Il doit être bien clair dans l'esprit de tous que, lorsqu'un secret est levé à l'égard d'une autorité autre que celle qui détient ce secret, l'autorité au bénéfice de laquelle le secret est levé est elle-même tenue au secret. Cela signifie que ce n'est pas parce que l'on communique à ces services que tout devient public.
L'amendement qui a été présenté vise en particulier à déterminer les modalités de délivrance des habilitations, les modalités de désignation des agents habilités et la durée de conservation des documents.
Tel est, monsieur le président, l'objet de l'amendement n° 93.
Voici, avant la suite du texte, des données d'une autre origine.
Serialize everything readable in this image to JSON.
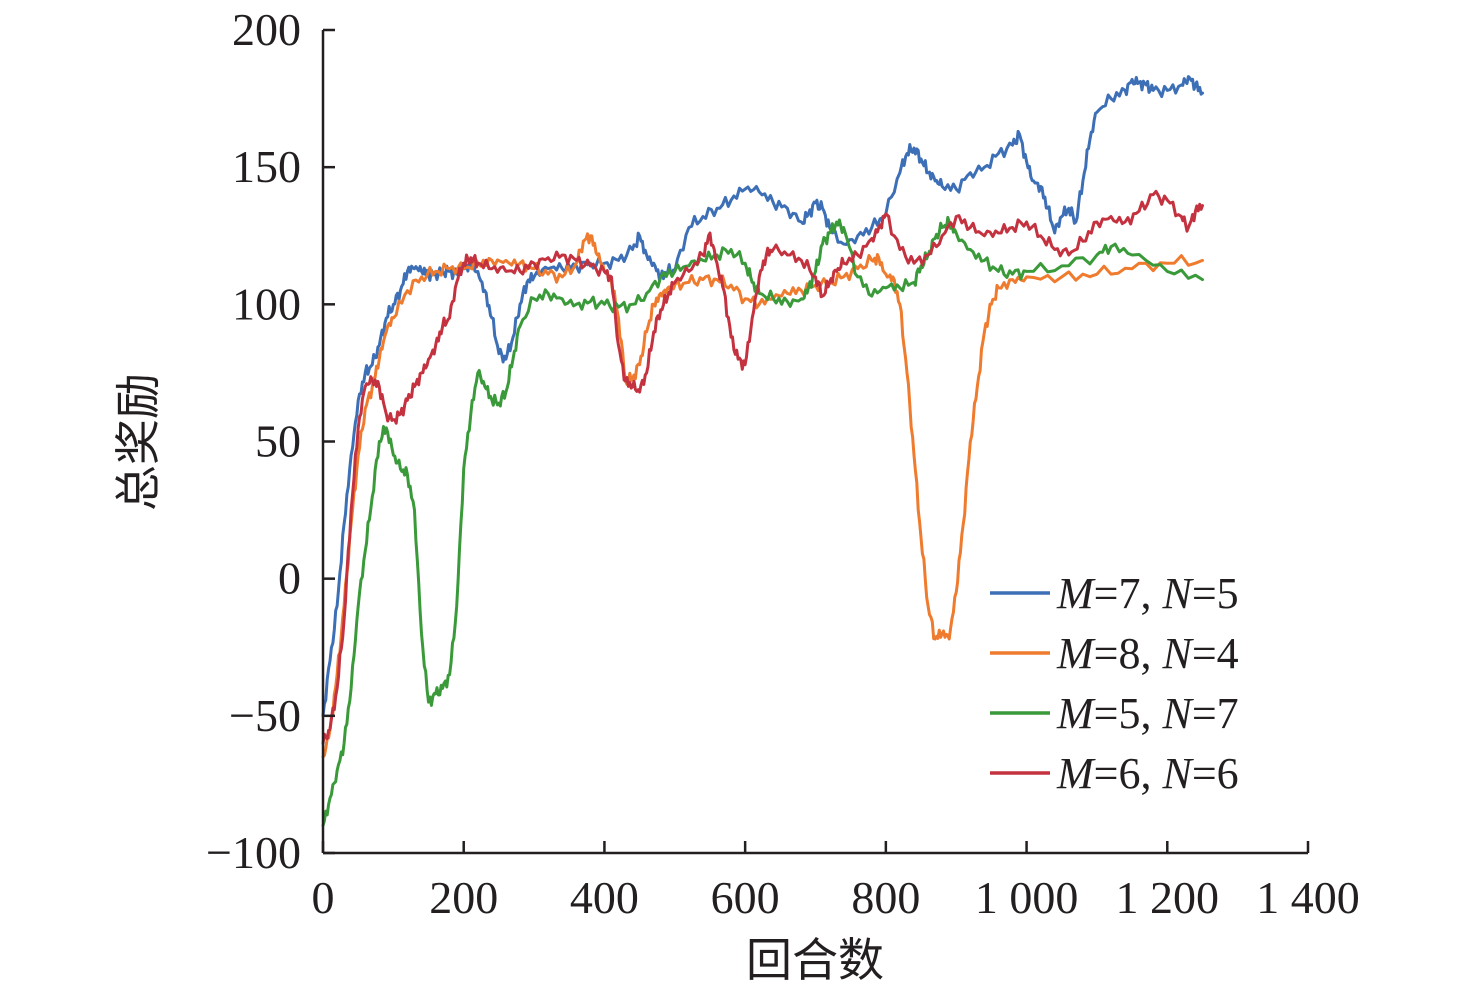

Il reste à formuler une observation. Jusqu'à présent, les choses se faisaient en bonne entente entre les services fiscaux et les autres services. On se parlait, même si on n'avait pas le droit de le faire, au nom de l'intérêt national. Demain, une difficulté peut se poser du fait de la rédaction de M. Bouvard qui a été reprise sans modification par M. Peyronnet : la communication ne concerne que les « intérêts nationaux essentiels en matière de sécurité et de sûreté de l'État ».
Or je voudrais rappeler que, dans le code pénal, les incriminations en la matière sont beaucoup plus larges et visent les intérêts fondamentaux et essentiels de la nation.
Cela veut dire que, dès lors que la sécurité publique et la sûreté de l'État ne sont pas en cause, on ne pourrait pas communiquer à des services qui enquêtent sur des atteintes graves à nos intérêts, par l'intermédiaire, par exemple, de l'espionnage industriel.
C'est au Gouvernement de voir s'il ne serait pas utile et de bonne précaution d'élargir la formulation et d'inscrire : « les intérêts fondamentaux de la nation ».